War On Terror: Sen. Dick Durbin calls a plan to transfer 100 Guantanamo detainees to northwest Illinois “a dream come true.” It would paint a bull’s-eye on America’s heartland in time for the 2012 Iowa caucuses.

It seems the question of where to put the Guantanamo detainees is being settled as we speak, with liberal Democrats in the very blue state of Illinois welcoming them with open arms and outstretched hands for the federal dollars that will come with them.

Federal officials last Friday inspected the Thomson Correctional Center in Thomson, Ill., a town of 500 on the Iowa border, with the thought of transferring as many as 100 Gitmo inmates there.

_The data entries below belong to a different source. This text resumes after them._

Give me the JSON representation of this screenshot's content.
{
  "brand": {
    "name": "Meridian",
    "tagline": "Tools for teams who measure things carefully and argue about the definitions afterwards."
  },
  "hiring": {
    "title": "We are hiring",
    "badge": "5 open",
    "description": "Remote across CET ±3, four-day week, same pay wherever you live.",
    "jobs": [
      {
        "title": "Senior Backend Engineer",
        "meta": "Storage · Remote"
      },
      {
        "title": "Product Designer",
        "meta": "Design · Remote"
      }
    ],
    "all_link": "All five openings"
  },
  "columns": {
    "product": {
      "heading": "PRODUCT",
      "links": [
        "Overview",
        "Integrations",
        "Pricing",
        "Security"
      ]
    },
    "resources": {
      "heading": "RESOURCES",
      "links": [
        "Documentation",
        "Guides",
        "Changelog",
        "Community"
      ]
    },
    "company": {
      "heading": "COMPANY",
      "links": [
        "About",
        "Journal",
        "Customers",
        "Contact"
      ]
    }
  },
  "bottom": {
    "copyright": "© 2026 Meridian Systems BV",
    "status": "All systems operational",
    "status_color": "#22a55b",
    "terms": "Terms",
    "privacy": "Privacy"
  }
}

The prison, built to house 1,600 prisoners, now holds around 200, and has fallen victim to state budget problems.

At press conferences held in Chicago, Moline and Rockford, Illinois Gov. Pat Quinn, who took over from the disgraced Rod Blagojevich, and Illinois’ senior U.S. senator, Dick Durbin, stumped for the plan, calling it “a dream come true.” We call it a nightmare on Main Street.

They argued a revived Thomson sold to the feds as a supermax facility could bring in $1 billion in development and up to 3,000 jobs in that economically strapped part of the state. GOP members of the Illinois congressional delegation see it differently.

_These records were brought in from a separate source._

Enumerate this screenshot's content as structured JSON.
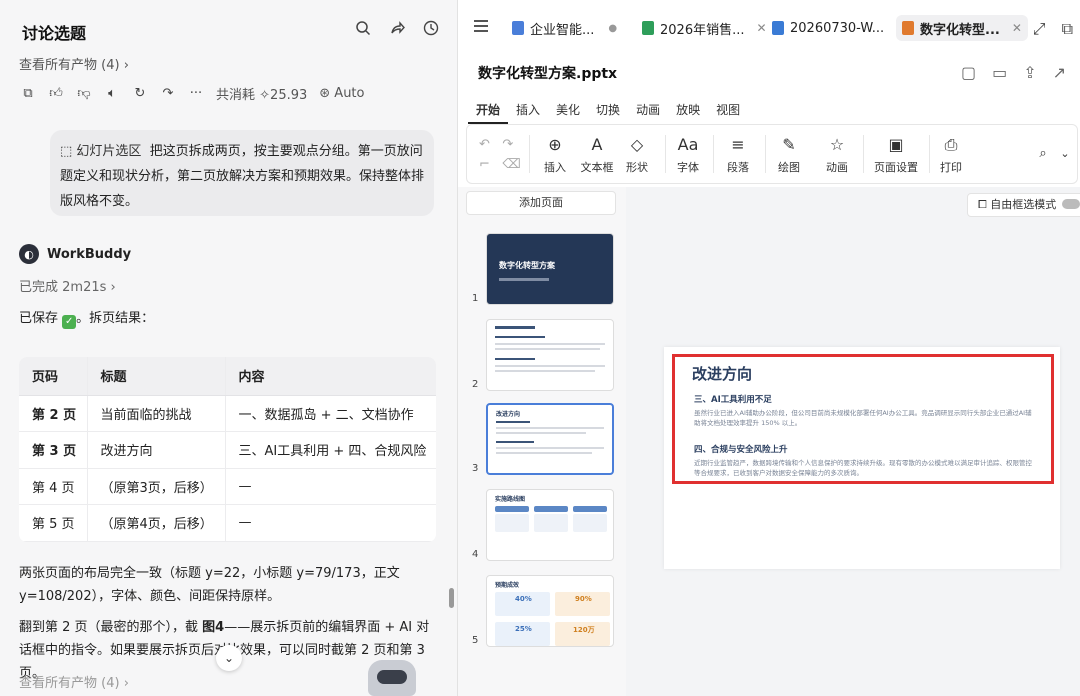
{
  "left": {
    "title": "讨论选题",
    "view_all": "查看所有产物 (4)",
    "consume_label": "共消耗",
    "consume_value": "25.93",
    "auto_label": "Auto",
    "prompt_tag": "幻灯片选区",
    "prompt_text": "把这页拆成两页，按主要观点分组。第一页放问题定义和现状分析，第二页放解决方案和预期效果。保持整体排版风格不变。",
    "agent_name": "WorkBuddy",
    "done_text": "已完成 2m21s",
    "saved_prefix": "已保存",
    "saved_suffix": "。拆页结果：",
    "table": {
      "headers": [
        "页码",
        "标题",
        "内容"
      ],
      "rows": [
        [
          "第 2 页",
          "当前面临的挑战",
          "一、数据孤岛 + 二、文档协作"
        ],
        [
          "第 3 页",
          "改进方向",
          "三、AI工具利用 + 四、合规风险"
        ],
        [
          "第 4 页",
          "（原第3页，后移）",
          "—"
        ],
        [
          "第 5 页",
          "（原第4页，后移）",
          "—"
        ]
      ]
    },
    "para1": "两张页面的布局完全一致（标题 y=22，小标题 y=79/173，正文 y=108/202），字体、颜色、间距保持原样。",
    "para2_a": "翻到第 2 页（最密的那个），截 ",
    "para2_b": "图4",
    "para2_c": "——展示拆页前的编辑界面 + AI 对话框中的指令。如果要展示拆页后对比效果，可以同时截第 2 页和第 3 页。",
    "view_all_bottom": "查看所有产物 (4)"
  },
  "tabs": [
    {
      "label": "企业智能...",
      "color": "#4a7ed9",
      "state": "dot"
    },
    {
      "label": "2026年销售...",
      "color": "#2e9e5a",
      "state": "close"
    },
    {
      "label": "20260730-W...",
      "color": "#3a7bd5",
      "state": "close"
    },
    {
      "label": "数字化转型...",
      "color": "#e07a2e",
      "state": "close"
    }
  ],
  "file_name": "数字化转型方案.pptx",
  "ribbon_tabs": [
    "开始",
    "插入",
    "美化",
    "切换",
    "动画",
    "放映",
    "视图"
  ],
  "ribbon_groups": [
    {
      "label": "插入",
      "icon": "⊕"
    },
    {
      "label": "文本框",
      "icon": "A"
    },
    {
      "label": "形状",
      "icon": "◇"
    },
    {
      "label": "字体",
      "icon": "Aa"
    },
    {
      "label": "段落",
      "icon": "≡"
    },
    {
      "label": "绘图",
      "icon": "✎"
    },
    {
      "label": "动画",
      "icon": "☆"
    },
    {
      "label": "页面设置",
      "icon": "▣"
    },
    {
      "label": "打印",
      "icon": "⎙"
    }
  ],
  "add_page": "添加页面",
  "select_mode": "自由框选模式",
  "slide_numbers": [
    "1",
    "2",
    "3",
    "4",
    "5"
  ],
  "thumb1_title": "数字化转型方案",
  "thumb3_title": "改进方向",
  "thumb4_title": "实施路线图",
  "thumb5_title": "预期成效",
  "thumb5_values": [
    "40%",
    "90%",
    "25%",
    "120万"
  ],
  "slide": {
    "title": "改进方向",
    "h1": "三、AI工具利用不足",
    "b1": "虽然行业已进入AI辅助办公阶段，但公司目前尚未规模化部署任何AI办公工具。竞品调研显示同行头部企业已通过AI辅助将文档处理效率提升 150% 以上。",
    "h2": "四、合规与安全风险上升",
    "b2": "近期行业监管趋严，数据跨境传输和个人信息保护的要求持续升级。现有零散的办公模式难以满足审计追踪、权限管控等合规要求，已收到客户对数据安全保障能力的多次质询。"
  }
}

Rep. Don Manzullo, who sits on the House foreign affairs subcommittee on terrorism, nonproliferation and trade, and whose district includes Thomson, joined Mark Kirk, Peter Roskam and Judy Biggert in sending a letter to the White House saying Illinois “will become ground zero for jihadist terrorist plots” if Gitmo detainees end up there.

Durbin said opponents were “unfortunately sowing the seeds of fear among people” and that there’s “not been a single escape from a supermax prison in the history of the United States.” Well, there’s never been an escape from Gitmo either. So your point is what, senator?

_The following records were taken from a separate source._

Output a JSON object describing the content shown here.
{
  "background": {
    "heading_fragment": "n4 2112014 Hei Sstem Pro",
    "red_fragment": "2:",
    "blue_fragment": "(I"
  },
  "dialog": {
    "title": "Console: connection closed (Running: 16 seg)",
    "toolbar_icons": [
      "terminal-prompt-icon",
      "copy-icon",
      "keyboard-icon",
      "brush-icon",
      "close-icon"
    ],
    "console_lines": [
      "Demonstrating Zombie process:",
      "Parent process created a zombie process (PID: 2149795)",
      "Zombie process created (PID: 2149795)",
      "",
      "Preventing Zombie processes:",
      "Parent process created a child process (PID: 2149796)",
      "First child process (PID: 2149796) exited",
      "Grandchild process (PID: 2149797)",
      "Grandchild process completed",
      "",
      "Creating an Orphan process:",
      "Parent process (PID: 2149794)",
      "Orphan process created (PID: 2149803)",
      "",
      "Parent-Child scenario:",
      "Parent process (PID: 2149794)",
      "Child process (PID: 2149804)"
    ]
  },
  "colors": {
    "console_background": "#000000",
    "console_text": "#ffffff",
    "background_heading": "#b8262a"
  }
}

If we need to build more prisons to create jobs, then build them. We would applaud that use of federal stimulus money. We have plenty of domestic criminals to deal with. But taking terrorists from Gitmo and plunking them in the cornfields of the Midwest is based on ideology, not practicality or even economics.

Guantanamo was selected for terrorist detention not because it’s the American equivalent of Abu Ghraib, but because of its physical separation from the continental United States and its citizens. The facility is impossible to escape from, though some inmates have been released to return to the battlefield to kill Americans one more time, something that should give everyone pause.

Closing it to bow to world opinion makes no sense. Moving these terrorist suspects to the American heartland will not make the criticisms go away. Rather we would look forward to round-the-clock protests near the facility as terrorists worldwide salivate over the prospect of an attack on the facility or on the citizens of nearby communities.

If Fort Dix and Fort Hood have shown anything, it is that we are still vulnerable to terrorist attacks right here at home. There are plenty of jihadists and domestic recruits, even inside our own army, willing to take on and carry out any task. Imagine a small town in Illinois or Iowa being attacked or held hostage during the 2012 Iowa caucuses.

Fear is a healthy thing, Sen. Durbin, if it leads to eternal vigilance and common sense. Let’s leave the Gitmo detainees right where they are — on a U.S. military base surrounded by Marines on an island surrounded by water.